Oreohelix cooperi, also known as Cooper’s rocky mountainsnail or the Black Hills mountainsnail, is a critically endangered species of land snail that lives in the Rocky Mountain Ranges and Great Plains of North America. Oreohelix cooperi is a hermaphroditic land snail that possesses low adult vagility and dispersal larvae stage. Due to this spatial restriction, the decreased ability for O. cooperi to migrate leads it to being an endemic species to the Black Hills region.

== Physical description ==
Oreohelix cooperi is in the phylum Mollusca, class Gastropoda, and order Stylommatophora. Within the Oreohelix genus, there are approximately 40-70 different species of land snail. Characteristics of land snails include shells that vary in height and breadth, as well as vary in roundness and flatness. The parts of the shell include a body whorl, spire, and apex. The size of most large mountain land snails species is >5cm. For O. cooperi, differences in shell size can be attributed to environmental factors, such as varying soil calcium concentrations.

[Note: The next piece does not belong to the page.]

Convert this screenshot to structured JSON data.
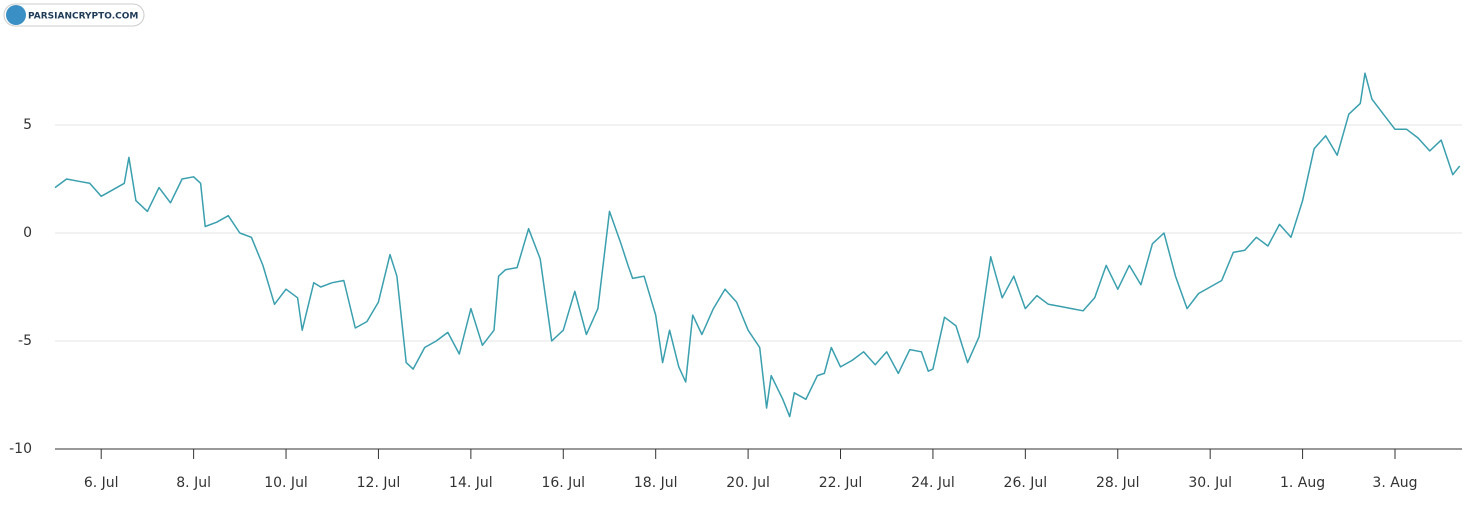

Differences in size of the adults could be caused by differences in average temperature as well as shell density. There is little genetic structure across its geographic range.

Oreohelix cooperi is hermaphroditic as are most land snails. As a hermaphrodite, they possess the reproductive organs of both males and females. Additionally, O. cooperi are considered ovoviviparous, which means that after fertilization and until birth, the embryos continue to grow within the adult snail.

== Habitat and ecology ==
Oreohelix cooperi lives in the Black Hills, east of the Rocky Mountains, in South Dakota and Wyoming. The Black Hills region is characterized by a variety of habitats including prairie, deciduous forests, and coniferous forests. This semi-arid region can maintain moisture throughout the year, which is facilitated by structural components such as down woody material. The Black Hills receives its moisture from clouds coming from the west as the higher altitudes produce a rain shadow effect on the eastern slope of the range. Oreohelix cooperi can occupy this region, as they prefer moist forest microhabitats with high calcium concentrations.

Due to the fact that O. cooperi has low adult vagility and low dispersal at the larvae stage, they are likely to remain restricted in the Black Hills. Due to this spatially restricted distribution, O. cooperi is considered an endemic species. They are restricted to areas with a high concentrations of calcium, such as limestone and dolomite substrates, which allows them to maintain their shells. Winters are cold, and summers are hot, as a consequence of continental climatic patterns. O. cooperi is able to overwinter as well as the ability to undergo aestivation in the summer.

== Threats and conservation ==
Habitat loss is currently causing a decline in population sizes of Oreohelix cooperi. Populations of O. cooperi are currently at risk due to the threats posed by fire, road-building, motorized recreation, and mining. Management activities also pose a threat to populations of O. cooperi, as they could change the composition of cover provided by vegetation growth and litter, as well as ground temperature. Additionally, it is also difficult to recolonize isolated populations of O. cooperi. Climate change also poses a threat to O. cooperi populations, as it could lead to changes in moisture availability in the Black Forest region of South Dakota and Wyoming.

Although there have been recommendations to list O. cooperi as a protected species under the Endangered Species Act (ESA), it is currently not listed. Oreohelix cooperi is also not listed on the IUCN Red List. Due to habitat fragmentation and degradation, population numbers of O. cooperi continue to decline.